小柄な山下が、長身の塚本を右クロスで捉え、二度ダウン奪ってTKO勝ち。


60キロ契約4回戦
○平野泰我(大星森垣) 3-0判定 ●湯浅響仁(六島)

サウスポーの平野、鋭い左から右の返しを決める。
湯浅も左手を前に出して平野を牽制し、右ダイレクト上下で対抗。
しかし平野のスピードとキレが徐々にまさり、粘る湯浅を振り切って勝利。好ファイトでした。



スーパーフェザー級6回戦 
●木村テミン(グリーンツダ) 1-2判定 ○高島裕樹(宮田)


パワーで攻め込む木村に、負け越しレコードの高島が遠くから、軽いが速いスリーパンチを決めて対抗。
木村はボディこそ好打するが、上に強打は決められない。
競った展開だったが、ラストふたつ、高島が打ち合いに応じ、ヒットの数でまさる。

判定は高島か、木村に甘ければドロー?まさか逆やる気やないやろな...と、いつもの感じで不安いっぱいでした。
しかし公式採点は59-55(高島)、58-57(木村)、58-56(高島)、2-1高島、と出る。
もちろん、好ファイトを見せてくれた両者に拍手するところですが、私としては、この採点にも、同じくらいの拍手を送りたい気持ちでした。
四の五の言わず、この調子で今後とも是非...と、心からお願いします。いやホンマに。




ライトフライ級8回戦 
○タノンサック・シムシー(タイ/グリーンツダ) 3回KO ●マクティソン・マルガンティ(インドネシア)


インドネシアのマクティソン、鋭い右を振るって迫るも、タノンサックが巧みに外して鋭いパンチで切り崩していく。
初回早々、鋭い右アッパーを迎え撃ちで決め、マクティソンを後退させ、左フックも決め、連打。
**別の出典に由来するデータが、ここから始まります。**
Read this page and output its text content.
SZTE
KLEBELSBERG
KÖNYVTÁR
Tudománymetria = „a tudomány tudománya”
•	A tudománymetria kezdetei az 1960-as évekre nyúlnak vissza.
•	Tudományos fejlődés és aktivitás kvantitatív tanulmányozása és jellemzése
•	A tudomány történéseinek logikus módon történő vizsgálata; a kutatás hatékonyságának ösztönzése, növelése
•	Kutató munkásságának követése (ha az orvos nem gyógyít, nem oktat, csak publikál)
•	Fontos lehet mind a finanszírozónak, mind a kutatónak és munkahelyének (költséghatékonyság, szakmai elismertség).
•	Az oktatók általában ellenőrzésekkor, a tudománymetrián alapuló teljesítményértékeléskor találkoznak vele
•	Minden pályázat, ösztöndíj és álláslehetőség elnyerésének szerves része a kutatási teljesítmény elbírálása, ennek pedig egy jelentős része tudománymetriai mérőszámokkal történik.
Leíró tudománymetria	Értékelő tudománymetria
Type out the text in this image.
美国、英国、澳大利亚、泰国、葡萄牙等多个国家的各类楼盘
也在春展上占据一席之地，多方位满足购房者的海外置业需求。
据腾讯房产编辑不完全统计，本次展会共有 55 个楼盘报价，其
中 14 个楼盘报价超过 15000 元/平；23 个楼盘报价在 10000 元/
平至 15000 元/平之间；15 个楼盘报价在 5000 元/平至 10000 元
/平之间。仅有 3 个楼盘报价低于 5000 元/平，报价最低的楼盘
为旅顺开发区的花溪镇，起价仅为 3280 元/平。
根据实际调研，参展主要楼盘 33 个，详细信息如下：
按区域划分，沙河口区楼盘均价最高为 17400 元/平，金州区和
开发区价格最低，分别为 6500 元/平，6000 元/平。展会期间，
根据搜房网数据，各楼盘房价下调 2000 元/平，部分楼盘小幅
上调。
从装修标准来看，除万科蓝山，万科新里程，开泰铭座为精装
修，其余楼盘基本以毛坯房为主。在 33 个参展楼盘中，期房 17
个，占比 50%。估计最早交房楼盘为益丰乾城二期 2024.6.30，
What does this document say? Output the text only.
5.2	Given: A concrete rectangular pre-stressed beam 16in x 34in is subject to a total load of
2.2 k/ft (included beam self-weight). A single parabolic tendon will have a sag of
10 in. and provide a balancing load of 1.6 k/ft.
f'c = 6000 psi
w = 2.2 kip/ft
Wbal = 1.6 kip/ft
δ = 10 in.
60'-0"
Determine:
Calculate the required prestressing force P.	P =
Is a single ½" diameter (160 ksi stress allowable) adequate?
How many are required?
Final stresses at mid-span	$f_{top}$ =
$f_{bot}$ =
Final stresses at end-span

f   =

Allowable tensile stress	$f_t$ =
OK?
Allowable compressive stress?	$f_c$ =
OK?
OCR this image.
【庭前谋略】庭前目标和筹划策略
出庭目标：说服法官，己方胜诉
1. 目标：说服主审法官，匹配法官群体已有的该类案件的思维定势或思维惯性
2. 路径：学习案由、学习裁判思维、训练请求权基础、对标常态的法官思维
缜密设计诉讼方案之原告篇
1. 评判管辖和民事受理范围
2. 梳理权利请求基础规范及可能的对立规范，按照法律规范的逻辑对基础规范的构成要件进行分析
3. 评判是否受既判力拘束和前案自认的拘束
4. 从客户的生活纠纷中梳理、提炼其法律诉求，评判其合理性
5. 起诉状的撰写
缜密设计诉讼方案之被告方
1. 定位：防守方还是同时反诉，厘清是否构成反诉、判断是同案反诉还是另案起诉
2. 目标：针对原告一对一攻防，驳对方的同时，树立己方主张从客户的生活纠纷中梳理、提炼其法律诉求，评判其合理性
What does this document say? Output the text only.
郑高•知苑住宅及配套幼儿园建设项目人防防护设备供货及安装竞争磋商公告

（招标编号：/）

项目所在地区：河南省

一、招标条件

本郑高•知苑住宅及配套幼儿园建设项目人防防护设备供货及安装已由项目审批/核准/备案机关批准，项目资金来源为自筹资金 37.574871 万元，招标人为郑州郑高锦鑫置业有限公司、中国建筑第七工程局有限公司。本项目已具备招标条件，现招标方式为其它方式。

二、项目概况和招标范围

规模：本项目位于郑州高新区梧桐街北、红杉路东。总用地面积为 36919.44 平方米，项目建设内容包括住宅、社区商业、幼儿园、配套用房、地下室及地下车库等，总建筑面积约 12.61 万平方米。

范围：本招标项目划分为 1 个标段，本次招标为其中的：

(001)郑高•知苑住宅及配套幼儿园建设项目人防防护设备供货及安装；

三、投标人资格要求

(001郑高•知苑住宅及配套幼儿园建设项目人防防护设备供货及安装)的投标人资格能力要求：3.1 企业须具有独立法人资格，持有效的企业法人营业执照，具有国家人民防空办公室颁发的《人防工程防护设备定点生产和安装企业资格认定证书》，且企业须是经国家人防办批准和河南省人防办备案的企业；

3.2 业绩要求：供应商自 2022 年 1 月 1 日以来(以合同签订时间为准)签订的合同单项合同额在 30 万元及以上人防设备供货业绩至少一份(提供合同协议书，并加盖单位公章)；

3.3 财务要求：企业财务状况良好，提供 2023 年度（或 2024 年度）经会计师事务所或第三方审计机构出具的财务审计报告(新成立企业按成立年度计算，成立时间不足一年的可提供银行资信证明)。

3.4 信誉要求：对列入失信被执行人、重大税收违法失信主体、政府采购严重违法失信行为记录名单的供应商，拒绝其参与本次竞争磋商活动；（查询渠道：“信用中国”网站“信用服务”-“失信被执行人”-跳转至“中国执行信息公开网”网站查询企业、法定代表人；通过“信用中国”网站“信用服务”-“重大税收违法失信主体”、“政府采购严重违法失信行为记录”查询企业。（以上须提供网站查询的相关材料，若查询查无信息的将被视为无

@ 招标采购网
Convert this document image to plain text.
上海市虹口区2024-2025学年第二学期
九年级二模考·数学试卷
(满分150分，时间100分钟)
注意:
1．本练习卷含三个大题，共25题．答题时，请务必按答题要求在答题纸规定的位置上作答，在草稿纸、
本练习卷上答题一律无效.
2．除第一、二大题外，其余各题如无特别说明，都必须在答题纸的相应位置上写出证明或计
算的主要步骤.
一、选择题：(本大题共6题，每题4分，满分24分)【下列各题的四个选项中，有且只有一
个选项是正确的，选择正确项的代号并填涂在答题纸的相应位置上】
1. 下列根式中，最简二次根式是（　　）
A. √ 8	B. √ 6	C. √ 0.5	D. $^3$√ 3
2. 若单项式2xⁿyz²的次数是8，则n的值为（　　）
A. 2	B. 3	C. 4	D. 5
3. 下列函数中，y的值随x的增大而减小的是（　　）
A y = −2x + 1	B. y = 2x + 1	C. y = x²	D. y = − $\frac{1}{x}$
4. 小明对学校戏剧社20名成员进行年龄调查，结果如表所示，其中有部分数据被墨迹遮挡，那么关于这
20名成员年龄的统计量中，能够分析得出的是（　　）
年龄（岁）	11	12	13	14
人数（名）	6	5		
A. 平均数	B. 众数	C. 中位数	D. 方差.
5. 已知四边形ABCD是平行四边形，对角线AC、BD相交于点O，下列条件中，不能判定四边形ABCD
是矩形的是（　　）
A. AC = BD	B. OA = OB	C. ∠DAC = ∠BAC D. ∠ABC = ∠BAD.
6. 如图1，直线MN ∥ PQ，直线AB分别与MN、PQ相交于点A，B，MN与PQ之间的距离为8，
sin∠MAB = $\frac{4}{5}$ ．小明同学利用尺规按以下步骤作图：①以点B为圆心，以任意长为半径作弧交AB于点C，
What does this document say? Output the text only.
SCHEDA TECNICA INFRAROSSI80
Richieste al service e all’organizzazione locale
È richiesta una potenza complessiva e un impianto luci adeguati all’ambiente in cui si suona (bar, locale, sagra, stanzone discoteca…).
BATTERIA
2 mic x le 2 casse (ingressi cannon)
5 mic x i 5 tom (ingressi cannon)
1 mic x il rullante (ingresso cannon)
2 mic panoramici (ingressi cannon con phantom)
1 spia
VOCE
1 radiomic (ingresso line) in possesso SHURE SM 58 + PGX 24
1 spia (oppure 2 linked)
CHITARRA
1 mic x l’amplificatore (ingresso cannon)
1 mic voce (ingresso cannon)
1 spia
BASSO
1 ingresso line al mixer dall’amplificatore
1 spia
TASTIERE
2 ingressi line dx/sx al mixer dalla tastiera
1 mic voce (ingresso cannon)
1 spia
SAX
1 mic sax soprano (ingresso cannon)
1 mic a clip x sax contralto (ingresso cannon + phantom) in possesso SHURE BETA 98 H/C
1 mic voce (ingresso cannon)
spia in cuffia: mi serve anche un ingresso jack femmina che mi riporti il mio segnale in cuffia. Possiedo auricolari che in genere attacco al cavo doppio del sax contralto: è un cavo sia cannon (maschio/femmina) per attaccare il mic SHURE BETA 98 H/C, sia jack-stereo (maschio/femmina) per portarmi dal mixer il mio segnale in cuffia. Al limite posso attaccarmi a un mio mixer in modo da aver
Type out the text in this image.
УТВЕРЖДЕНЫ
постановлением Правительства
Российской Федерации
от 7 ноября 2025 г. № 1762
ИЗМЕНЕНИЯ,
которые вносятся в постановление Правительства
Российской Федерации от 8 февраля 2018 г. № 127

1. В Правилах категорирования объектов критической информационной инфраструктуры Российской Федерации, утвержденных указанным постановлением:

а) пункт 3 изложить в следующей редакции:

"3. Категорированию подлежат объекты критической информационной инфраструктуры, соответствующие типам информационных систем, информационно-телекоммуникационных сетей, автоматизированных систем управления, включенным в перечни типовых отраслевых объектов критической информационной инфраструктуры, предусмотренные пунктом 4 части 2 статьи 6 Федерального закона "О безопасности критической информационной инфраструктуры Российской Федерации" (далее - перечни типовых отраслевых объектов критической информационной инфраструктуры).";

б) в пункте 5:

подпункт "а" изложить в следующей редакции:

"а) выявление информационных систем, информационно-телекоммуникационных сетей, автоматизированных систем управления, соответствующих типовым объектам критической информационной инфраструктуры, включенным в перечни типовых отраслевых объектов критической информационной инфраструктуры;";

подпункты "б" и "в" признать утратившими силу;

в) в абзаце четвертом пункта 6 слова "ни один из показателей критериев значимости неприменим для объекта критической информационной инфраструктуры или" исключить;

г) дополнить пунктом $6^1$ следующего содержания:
マクティソン早々に顔が赤い。
2回も右アッパー、ワンツー決めたタノンサック、3回さらに攻め、ワンツー、ボディも効いたか、マクティソンうずくまり、立てず。

タノンサック、前回の試合も相当強かったですが、今回もまた、なかなかの攻撃力を見せました。
相手も弱い選手じゃないように見えましたが、それでも圧勝でした。

今後、どういうマッチメイクで育てていくものか不明ですが、もしキャリアを積んで、体力的に出来上がってきたら、楽しみです。
しかし、何でまたこんな好素材が日本に来たんですかねえ。どういう経緯だったものか。
まあ、このまま勝ち進めば、そのうち専門誌が記事にしてくれることでしょうが。